新規事業に手を出す事を否定しているのではなく、出来る自社組織の構築の前の外部依存も正解なのですが、何時かは社内での内製化に向けた手順(外部委託の目線構築)の上に、外製化から入るべきではないでしょうか?
小職には不思議なのです。「目標設定(今までの営業利益率の最低2倍とか、営業利益額が全体の5%をクリアしたいとか、3年間で単年度黒字化してその後3年で累積赤字をクリアできて、それ以降は貯金になる等)し、その目標を設定・開示の上、達成(結果を出して)してから言ってください」と言いたいのです。
某シャツメーカーのSC内のオーダー店は、ゲージサンプルをふんだんに置き、お客様にご紹介し、そのものが必要ならその見本をその場でお持ち帰り頂き、お店がその商品を客注として自社にオーダーして見本として店頭に戻す対応をしている事をお聞きしました。
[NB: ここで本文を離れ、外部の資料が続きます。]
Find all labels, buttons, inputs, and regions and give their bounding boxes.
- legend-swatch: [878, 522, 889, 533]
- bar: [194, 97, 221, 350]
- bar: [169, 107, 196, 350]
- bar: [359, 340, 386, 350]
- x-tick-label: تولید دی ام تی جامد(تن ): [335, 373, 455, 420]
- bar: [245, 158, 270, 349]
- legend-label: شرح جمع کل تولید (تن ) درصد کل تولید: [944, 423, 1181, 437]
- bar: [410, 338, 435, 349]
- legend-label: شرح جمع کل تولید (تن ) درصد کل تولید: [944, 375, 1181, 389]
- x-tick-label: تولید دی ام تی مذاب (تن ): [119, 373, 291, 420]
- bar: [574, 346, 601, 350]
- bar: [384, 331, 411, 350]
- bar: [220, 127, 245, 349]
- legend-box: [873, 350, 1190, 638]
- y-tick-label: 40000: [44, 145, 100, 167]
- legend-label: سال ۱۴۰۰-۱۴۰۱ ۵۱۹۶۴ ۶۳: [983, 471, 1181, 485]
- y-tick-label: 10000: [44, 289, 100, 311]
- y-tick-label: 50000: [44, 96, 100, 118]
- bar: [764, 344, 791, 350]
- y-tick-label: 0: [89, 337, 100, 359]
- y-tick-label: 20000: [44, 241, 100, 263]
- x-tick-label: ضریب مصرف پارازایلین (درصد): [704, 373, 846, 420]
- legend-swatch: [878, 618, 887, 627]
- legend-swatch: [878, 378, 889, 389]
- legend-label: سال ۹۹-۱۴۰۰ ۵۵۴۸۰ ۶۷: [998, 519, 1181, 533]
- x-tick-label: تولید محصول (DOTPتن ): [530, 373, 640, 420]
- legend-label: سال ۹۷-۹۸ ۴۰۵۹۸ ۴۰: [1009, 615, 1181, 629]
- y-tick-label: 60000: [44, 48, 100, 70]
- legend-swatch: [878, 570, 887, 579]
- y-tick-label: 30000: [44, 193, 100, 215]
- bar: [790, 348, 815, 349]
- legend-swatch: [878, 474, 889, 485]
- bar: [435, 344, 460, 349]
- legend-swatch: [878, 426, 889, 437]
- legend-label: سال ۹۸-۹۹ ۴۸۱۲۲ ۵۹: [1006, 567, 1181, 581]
要は如何に在庫をもたないでビジネスをすることを模索しているのですが、そのようなビジネスが継続している事はそうありえません。
経済の原則とも言われる「利は元にあり」(リスクのない処に利益はない)という言葉は嘘なのでしょうか?現在の営業利益率の低いビジネスは殆どリスクヘッジをしている事業ではないのでしょうか?確かにリスクは小さい方が良いのですが、研鑽の上最低限のリスクまで避けて通っている「漬け」が表面化してきていると思われるのですが、
ビジネスとは営業利益額・率の高いビジネスを広げ、営業利益額・率の低い事業の縮小しか企業の維持・存続はありえないのです。
確かに現在の百貨店は限定商品と先行発売しか売れていないのが実情なのですが、それだけの集積で全体の売上や利益が確保出来る事はありません。この「売らない店」を標榜するのは、小売業は「小売らない業」や「後で売る業」に改名すべきでは、また、このような事象で継続できるのなら、今迄はなんだったのか?
手を出した後に検証しない企業やマスコミが放置されるのはいかがなものか?消える時は自然消滅なのです。「結果検証のない新しいネーミングの事業の乱立」(やりっぱなし)がいつ終わるのでしょうか?
弊社のコンセプトでもある「お客様の立場でのプロの目線で商品や売場の課題を発見し、
プロの業で改善・改革策を提案」する業務なのですが、下記署名のURL(ブログ)にも気付きを散りばめています。
ヒントとお金は現場に落ちているのです。見つける目線(気付き)と拾う体力があれば大丈夫ですが、如何に身に着けるか?
現在は自社・自店がこれからどうあるべきか、それに向かって現状からどう進むべきかを構築する必要に迫られてきています。経済環境は間違いなく変化の兆しが見えています。どう変わるのかは別として、その中での自社・自店は何をすべきかが問われているのです。
是非とも、健全なる企業経営に向けて、早急に改善・改革される事を祈念致します。